Non è vita con questi trasporti

Caro Direttore,
i trasporti, la sanità, la sicurezza e il lavoro sono indubbiamente i quattro problemi più importanti per la vita delle persone che vivono del proprio lavoro. Ieri, da un’intervista, abbiamo appreso che un cittadino è stato costretto a vendere casa a causa dei disservizi e dei ritardi del treno che dovrebbe servire la Valle di Lanzo.

Almeno una volta alla settimana mi reco a Genova, dove da oltre dieci anni amministro un’azienda di logistica. Il treno parte alle 6.19 da Porta Susa, con cambio al Lingotto, e in quell’occasione verifico anche i passaggi degli altri treni per pendolari. I ritardi ferroviari creano inevitabili problemi sul lavoro. Le scale mobili bloccate nella metropolitana o nelle stazioni mettono a rischio le coronarie degli ultrasettantenni, per non parlare delle difficoltà dei nostri concittadini diversamente abili.

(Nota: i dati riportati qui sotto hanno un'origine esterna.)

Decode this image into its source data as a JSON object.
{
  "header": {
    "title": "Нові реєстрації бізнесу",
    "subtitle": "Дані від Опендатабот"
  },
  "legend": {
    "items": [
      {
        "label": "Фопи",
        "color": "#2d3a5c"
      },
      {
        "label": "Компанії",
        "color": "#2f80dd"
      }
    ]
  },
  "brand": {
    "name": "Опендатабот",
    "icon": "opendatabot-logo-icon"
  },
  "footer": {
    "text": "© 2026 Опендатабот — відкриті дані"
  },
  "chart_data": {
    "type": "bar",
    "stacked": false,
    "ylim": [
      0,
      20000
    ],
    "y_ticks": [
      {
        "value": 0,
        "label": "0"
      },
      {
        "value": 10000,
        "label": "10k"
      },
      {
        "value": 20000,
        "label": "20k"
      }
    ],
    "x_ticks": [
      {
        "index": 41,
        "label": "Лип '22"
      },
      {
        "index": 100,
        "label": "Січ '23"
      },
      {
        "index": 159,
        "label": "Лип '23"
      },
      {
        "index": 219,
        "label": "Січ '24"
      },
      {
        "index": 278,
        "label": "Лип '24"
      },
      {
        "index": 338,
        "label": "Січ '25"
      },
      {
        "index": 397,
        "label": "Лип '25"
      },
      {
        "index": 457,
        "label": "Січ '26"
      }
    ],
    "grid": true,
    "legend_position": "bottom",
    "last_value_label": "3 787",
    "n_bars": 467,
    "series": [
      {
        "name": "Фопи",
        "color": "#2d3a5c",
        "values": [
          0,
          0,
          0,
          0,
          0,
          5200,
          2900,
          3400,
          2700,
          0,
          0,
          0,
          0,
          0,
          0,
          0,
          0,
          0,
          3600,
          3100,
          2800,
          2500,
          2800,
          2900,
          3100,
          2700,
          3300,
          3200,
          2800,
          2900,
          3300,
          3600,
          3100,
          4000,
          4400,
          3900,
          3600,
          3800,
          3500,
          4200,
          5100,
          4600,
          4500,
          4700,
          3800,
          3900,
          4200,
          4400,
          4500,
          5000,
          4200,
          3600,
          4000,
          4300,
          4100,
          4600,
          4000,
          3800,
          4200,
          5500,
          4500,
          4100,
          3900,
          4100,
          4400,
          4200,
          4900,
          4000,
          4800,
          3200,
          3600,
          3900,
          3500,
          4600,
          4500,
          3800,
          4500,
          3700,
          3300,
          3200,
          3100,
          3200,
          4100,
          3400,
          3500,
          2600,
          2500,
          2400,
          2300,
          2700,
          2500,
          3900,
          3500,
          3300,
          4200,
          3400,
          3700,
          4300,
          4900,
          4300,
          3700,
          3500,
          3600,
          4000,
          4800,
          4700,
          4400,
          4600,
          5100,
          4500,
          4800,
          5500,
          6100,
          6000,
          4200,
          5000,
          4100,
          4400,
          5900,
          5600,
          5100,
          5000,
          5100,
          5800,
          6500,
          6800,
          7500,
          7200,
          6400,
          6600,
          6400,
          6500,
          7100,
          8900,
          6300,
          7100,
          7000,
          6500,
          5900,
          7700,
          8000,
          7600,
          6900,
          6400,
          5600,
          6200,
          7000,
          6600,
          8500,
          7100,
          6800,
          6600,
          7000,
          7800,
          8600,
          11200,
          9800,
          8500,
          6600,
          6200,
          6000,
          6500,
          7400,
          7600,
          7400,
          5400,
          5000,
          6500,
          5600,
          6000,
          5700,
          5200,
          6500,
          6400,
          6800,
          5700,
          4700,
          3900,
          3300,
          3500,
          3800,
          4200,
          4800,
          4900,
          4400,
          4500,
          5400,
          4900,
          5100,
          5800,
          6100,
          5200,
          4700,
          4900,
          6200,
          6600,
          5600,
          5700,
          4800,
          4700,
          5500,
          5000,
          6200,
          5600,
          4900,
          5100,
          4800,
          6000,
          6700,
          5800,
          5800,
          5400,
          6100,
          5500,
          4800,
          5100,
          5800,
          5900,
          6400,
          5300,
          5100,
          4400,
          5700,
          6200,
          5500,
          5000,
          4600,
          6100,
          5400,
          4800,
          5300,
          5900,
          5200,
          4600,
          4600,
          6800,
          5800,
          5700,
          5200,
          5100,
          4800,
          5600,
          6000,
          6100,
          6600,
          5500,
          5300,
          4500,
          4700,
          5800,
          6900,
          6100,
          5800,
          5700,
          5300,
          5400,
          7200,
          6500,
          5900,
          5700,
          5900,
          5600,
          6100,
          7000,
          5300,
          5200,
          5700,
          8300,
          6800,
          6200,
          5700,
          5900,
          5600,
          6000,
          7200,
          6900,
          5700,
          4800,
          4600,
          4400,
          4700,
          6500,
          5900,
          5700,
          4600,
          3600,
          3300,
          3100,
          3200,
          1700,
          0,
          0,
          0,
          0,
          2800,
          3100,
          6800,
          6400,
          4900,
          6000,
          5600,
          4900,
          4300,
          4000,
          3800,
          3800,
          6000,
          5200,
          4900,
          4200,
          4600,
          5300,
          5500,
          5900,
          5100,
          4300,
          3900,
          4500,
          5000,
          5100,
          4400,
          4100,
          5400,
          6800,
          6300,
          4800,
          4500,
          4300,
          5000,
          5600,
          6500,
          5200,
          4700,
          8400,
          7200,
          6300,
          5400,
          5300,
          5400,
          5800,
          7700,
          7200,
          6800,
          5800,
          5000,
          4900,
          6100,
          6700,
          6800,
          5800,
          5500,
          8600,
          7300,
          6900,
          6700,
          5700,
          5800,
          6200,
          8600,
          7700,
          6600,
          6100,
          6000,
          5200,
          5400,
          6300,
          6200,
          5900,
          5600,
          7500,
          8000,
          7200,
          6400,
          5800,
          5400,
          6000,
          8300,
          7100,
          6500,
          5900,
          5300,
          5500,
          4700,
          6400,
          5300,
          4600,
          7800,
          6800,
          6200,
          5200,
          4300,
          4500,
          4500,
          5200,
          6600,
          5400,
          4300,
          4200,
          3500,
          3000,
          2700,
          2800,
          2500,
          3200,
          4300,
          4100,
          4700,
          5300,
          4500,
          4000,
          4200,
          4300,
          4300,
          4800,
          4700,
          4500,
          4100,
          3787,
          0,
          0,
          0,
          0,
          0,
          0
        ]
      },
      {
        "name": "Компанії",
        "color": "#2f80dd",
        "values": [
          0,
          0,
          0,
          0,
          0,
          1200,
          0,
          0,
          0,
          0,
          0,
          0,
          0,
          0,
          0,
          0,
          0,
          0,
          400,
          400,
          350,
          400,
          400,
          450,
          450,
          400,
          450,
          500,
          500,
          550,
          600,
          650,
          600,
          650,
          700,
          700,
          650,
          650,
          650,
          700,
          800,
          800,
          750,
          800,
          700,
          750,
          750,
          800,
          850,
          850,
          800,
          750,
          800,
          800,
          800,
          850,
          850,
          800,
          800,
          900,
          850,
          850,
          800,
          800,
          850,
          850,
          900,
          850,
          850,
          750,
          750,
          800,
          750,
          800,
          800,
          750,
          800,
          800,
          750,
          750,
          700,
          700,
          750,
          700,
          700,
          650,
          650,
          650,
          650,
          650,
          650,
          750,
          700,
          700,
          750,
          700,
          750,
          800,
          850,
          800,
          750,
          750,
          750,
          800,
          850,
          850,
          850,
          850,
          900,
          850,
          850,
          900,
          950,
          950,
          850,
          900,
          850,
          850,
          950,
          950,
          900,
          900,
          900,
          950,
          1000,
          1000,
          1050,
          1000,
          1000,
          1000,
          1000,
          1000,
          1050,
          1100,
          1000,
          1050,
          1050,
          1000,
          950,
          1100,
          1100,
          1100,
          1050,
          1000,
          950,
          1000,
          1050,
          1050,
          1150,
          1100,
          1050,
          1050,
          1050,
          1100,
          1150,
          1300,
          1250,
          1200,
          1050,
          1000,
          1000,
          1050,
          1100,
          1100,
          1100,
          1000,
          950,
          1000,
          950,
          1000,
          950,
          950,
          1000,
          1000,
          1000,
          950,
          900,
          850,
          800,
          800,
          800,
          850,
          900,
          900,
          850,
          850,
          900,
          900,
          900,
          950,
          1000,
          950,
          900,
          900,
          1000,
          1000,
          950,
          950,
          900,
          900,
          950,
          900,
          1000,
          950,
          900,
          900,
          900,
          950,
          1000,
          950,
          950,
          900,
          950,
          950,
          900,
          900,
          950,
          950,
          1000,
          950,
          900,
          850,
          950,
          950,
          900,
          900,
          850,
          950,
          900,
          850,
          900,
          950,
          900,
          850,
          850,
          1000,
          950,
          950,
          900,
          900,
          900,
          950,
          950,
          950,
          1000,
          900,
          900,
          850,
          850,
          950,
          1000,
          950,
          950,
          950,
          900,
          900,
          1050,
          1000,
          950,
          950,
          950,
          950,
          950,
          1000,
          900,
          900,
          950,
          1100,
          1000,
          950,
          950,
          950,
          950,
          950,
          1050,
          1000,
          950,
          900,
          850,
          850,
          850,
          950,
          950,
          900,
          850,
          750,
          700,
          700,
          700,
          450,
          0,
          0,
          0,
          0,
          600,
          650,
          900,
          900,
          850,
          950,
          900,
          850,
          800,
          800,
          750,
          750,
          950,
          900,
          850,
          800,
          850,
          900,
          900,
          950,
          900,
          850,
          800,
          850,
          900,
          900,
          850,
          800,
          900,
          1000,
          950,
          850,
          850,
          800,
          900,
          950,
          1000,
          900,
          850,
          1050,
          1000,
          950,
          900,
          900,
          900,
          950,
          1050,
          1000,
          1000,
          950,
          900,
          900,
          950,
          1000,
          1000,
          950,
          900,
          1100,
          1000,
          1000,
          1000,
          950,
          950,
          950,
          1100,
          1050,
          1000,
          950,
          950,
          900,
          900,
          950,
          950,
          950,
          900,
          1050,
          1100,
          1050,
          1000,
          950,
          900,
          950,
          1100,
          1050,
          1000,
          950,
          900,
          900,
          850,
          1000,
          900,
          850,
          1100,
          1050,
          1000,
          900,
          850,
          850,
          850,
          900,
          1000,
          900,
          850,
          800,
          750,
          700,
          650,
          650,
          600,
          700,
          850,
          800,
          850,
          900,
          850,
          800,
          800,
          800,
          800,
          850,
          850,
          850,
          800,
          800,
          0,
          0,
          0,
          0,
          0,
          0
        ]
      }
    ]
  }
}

Trasporti, sanità e lavoro dovrebbero essere seguiti da politici esperti e competenti in materia. Da vent’anni, però, né il Comune né la Regione possono contare su figure realmente competenti nel settore dei trasporti. Colpa dei partiti, che al momento della formazione delle giunte ragionano ancora con la logica del manuale Cencelli o con quella di nominare l’amico del cuore. Colpa anche degli elettori che, quando vanno a votare, scelgono chi ha offerto un’apericena o l’amico dell’amico. Pensa che gli abitanti del Chierese, del Canavese, del Pinerolese, della Val Susa o delle Valli di Lanzo sarebbero perfettamente in grado di individuare e far eleggere un vero esperto di trasporti e mobilità.

La società civile torinese è stata capace di partecipare in massa alla nostra manifestazione di piazza Castello, che ha salvato la Tav, ma non ha voluto farsi rappresentare politicamente in Comune e in Regione. Così oggi la Tav è in grave ritardo, i costi complessivi sono aumentati di qualche miliardo e, intanto, a Torino abbiamo il 75% dei giovani lavoratori precari, cioè con contratti a tempo determinato.

Ti ho scritto perché solo un’informazione consapevole può aiutare a migliorare la qualità della vita e del lavoro. L’aumento delle corse dei Frecciarossa per Milano, come sanno bene i pendolari dell’Alta Velocità, fu il risultato degli incontri che chiesi – da Sottosegretario ai Trasporti – agli amministratori delle Ferrovie dello Stato di allora.